The first is those with an underlying anxiety related to their health. The second group are those who have obsessive compulsive disorder (OCD) particularly in regard to germs or contamination.
Anxiety thrives on uncertainty. As this virus spreads, unanswered questions can make us feel vulnerable or fearful.
“Am I at risk?” “How long will this last?” “How long should I self-isolate?”
The nation is experiencing a kind of shared stress and we are all in a state of extreme uncertainty. However, the more you stress, the more vulnerable you become because stress lowers the immune system. Practice learning how to tolerate uncertainty. Ease back on immediately answering a text. Reduce the number of times you consult the internet for an update on the virus.
The following steps can help alleviate anxiety.
- Limit your exposure to the news. While it is important to be informed, obsessing over the news has the unintended effect of elevating your fears. If you are taking basic steps to protect yourself and stay informed, that is enough.
Once you unplug from the news, try a mindfulness app such as Headspace or Simply Being to help you let go of anxiety. Practice mindfulness.
- Anxiety rises proportionally to how much one tries to get rid of it. Carl Jung once said “What you resist persists.” Struggling against anxiety can take many forms. People may try to distract themselves by drinking, eating,or watching Netflix more than usual.
They may constantly check the news updates to calm their fears. Avoiding the experience of anxiety almost always backfires. Instead, let your anxious thoughts, feelings and physical sensations wash over you, accepting anxiety as an integral part of human experience. Facing anxiety in the moment will lead to less anxiety over time
- Have a structured routine every day. Rise, get dressed, do chores and exercise. Routine anchors emotional balance to offset the unpredictability and stressful aspects of life.
- Don’t panic. Many people have a tendency to imagine the worse. If you are one of them jot down your worst fears about the future. Address them one by one with a trusted level headed friend.
- Health threats often trigger the fear of death.

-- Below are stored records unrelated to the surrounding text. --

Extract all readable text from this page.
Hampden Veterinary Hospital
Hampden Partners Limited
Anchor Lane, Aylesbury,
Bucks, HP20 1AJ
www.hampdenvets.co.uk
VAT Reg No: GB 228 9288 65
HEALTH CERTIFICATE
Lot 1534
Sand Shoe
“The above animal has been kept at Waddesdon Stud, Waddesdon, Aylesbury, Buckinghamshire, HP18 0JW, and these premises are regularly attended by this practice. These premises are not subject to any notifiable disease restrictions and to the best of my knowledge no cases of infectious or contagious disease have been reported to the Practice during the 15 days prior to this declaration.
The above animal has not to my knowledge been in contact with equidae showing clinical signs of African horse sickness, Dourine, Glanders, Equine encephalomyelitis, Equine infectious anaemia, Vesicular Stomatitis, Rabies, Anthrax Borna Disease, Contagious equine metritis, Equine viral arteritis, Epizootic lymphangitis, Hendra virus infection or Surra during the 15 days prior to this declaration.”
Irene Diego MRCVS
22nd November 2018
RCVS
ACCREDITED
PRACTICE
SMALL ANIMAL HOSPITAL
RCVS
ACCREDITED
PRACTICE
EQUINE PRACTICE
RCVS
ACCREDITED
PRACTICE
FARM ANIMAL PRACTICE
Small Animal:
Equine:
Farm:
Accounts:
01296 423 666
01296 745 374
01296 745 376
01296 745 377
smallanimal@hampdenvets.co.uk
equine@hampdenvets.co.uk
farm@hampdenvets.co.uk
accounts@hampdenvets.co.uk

When faced with reminders of one’s own mortality, people might become consumed with their health and hyperfocus on any signs of illness. Try to connect to your life‘s purpose and meaning, be it spiritual, relationships or pursuit of a cause. Get out of yourself and focus on the people and things around you. How can you help and contribute in this situation?
- Parents are a physical and emotional lifeline for their children. They serve as role models and children take their cues from them. If parents find ways to regulate anxiety and deal with uncertainty, their children will feel safe and learn to cope.
- Some people fear they will not be able to manage if the virus appears in town. They worry about a quarantine, loss of a paycheck childcare etc. If this happens research shows people tend to overestimate the negative impact and underestimate how well they adjust to difficult situations.
Believing you are more resilient than you think can help attenuate your anxiety.
- Eating balanced meals, sleeping well, exercising and practicing meditation promote feelings of well being, boost immunity and reduce symptoms of depression and anxiety.
Stay Healthy! Wash those hands. Practice social distancing and self-isolate.